I worked in Yankee Stadium until 1977, including the two years the team played at Shea Stadium during the renovation. When we returned in ’76, my office looked like the George Costanza office on Seinfeld, with windows overlooking the field. It may not have been the same ballpark structurally that the immortals played in, but it was the same patch of earth on which they stood. And there was not a day when I did not peer down and think about working in the same “office” as Ruth, Gehrig, DiMaggio and Mantle.

Credit Michael Burke, the team president during the CBS ownership years, with insisting that the façade design, which circled the old park, be retained as the décor over the billboards at the rear of the bleachers. In the early ‘70s, that design was not yet thought of as a “logo,” nor held in reverence. He knew it when he saw it. In the end, it was a great contribution to the franchises lore.

And yes, absolutely, credit George Steinbrenner with taking a storied franchise and making it even more legendary, acknowledging all that came before him, honoring the past while giving current day fans a fantastic on-field presentation worthy of exceeding Broadway prices. More stars, and a different ending each day. My only beef with the reverence for the past is that pennant winning seasons, as opposed to world championship winning seasons, are treated as thought the team finished last. All displays featuring the years of championships feature only the ones in which the World Series was won. I think it shortchanges the memories of great pennant winning seasons. But who I am to quibble with Mr. Steinbrenner’s record of success and attention to detail.

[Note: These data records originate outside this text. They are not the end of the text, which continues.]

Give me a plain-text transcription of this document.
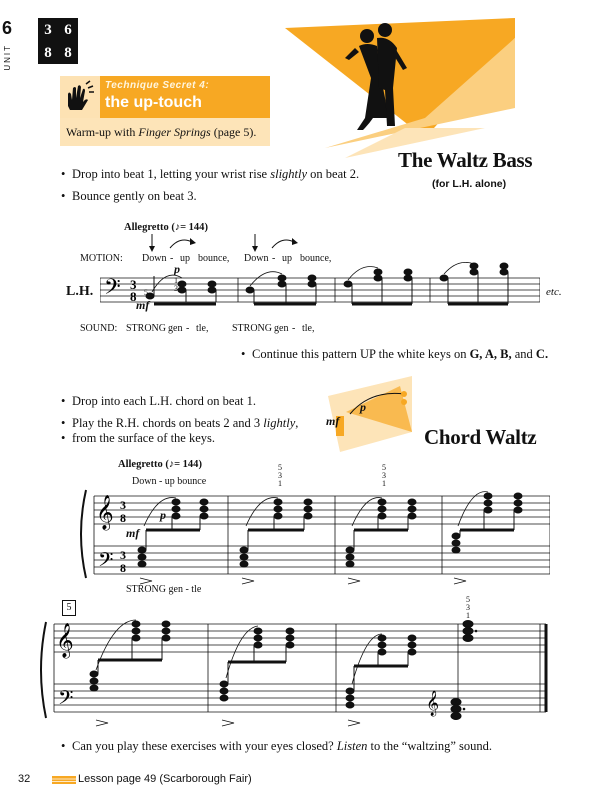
6
UNIT
3 6
8 8
Technique Secret 4:
the up-touch
Warm-up with Finger Springs (page 5).
The Waltz Bass
(for L.H. alone)
• Drop into beat 1, letting your wrist rise slightly on beat 2.
• Bounce gently on beat 3.
Allegretto (♪= 144)
MOTION: Down - up bounce, Down - up bounce,
L.H. 𝄢 3
8
p
mf
5
1
3	etc.
SOUND: STRONG gen - tle, STRONG gen - tle,
• Continue this pattern UP the white keys on G, A, B, and C.
• Drop into each L.H. chord on beat 1.
• Play the R.H. chords on beats 2 and 3 lightly,
• from the surface of the keys.
mf
p
Chord Waltz
Allegretto (♪= 144)
Down - up bounce
𝄞
𝄢
3
8
3
8
p
mf
5
3
1
5
3
1
STRONG gen - tle
5
𝄞
𝄢	𝄞
5
3
1
1
3
5
• Can you play these exercises with your eyes closed? Listen to the “waltzing” sound.
32	Lesson page 49 (Scarborough Fair)
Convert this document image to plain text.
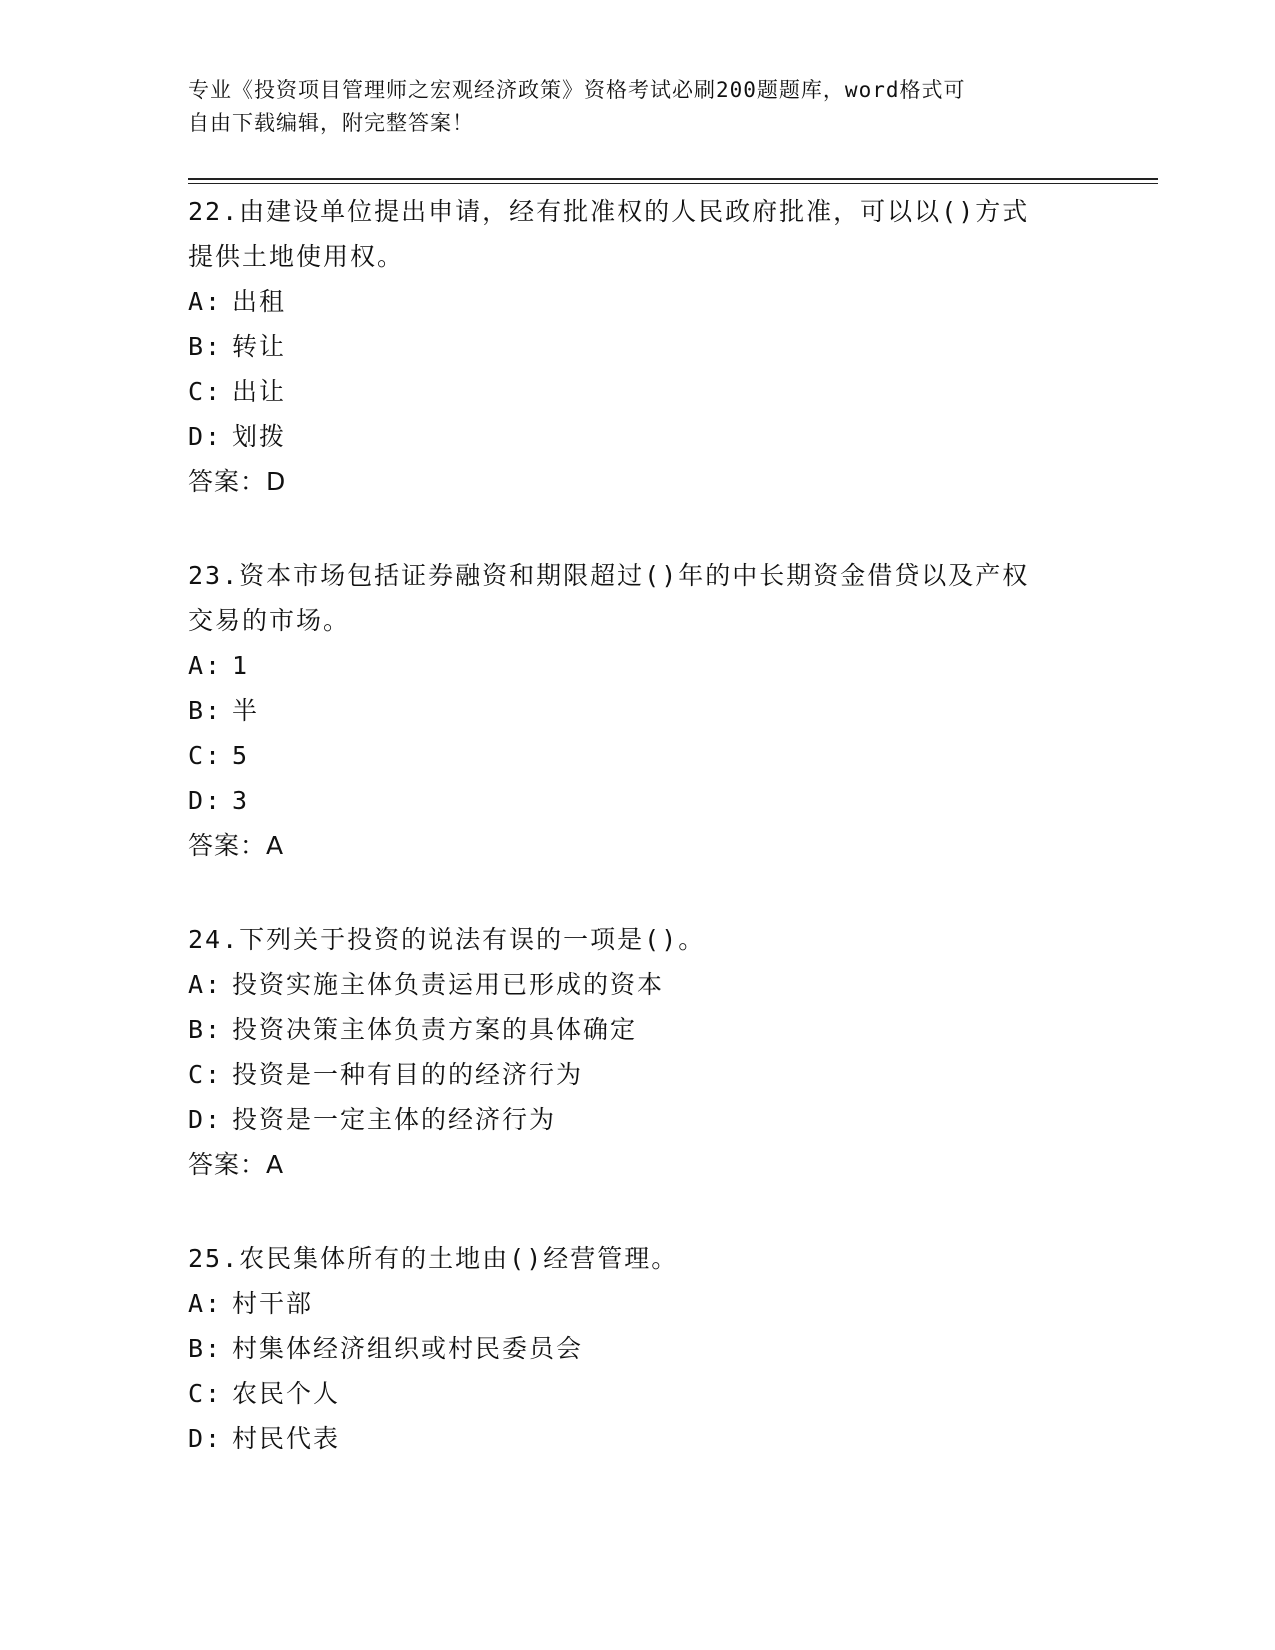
专业《投资项目管理师之宏观经济政策》资格考试必刷200题题库，word格式可
自由下载编辑，附完整答案！
22.由建设单位提出申请，经有批准权的人民政府批准，可以以()方式
提供土地使用权。
A: 出租
B: 转让
C: 出让
D: 划拨
答案：D
23.资本市场包括证券融资和期限超过()年的中长期资金借贷以及产权
交易的市场。
A: 1
B: 半
C: 5
D: 3
答案：A
24.下列关于投资的说法有误的一项是()。
A: 投资实施主体负责运用已形成的资本
B: 投资决策主体负责方案的具体确定
C: 投资是一种有目的的经济行为
D: 投资是一定主体的经济行为
答案：A
25.农民集体所有的土地由()经营管理。
A: 村干部
B: 村集体经济组织或村民委员会
C: 农民个人
D: 村民代表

As for nostalgia today about moving north a block and leaving the old grounds behind, I take comfort in knowing that, oh, fifty years from now, they will probably tear down the “new” place and build another Yankee Stadium right where this one is. I hope they save the spot. And I hope my grandchildren experience the same feeling of awe when they notice the “speed of sound” thing, although I suspect they will be smarter and richer than me, and be able to plunk down a few thousand bucks for a reserved seat, not one in the grandstand.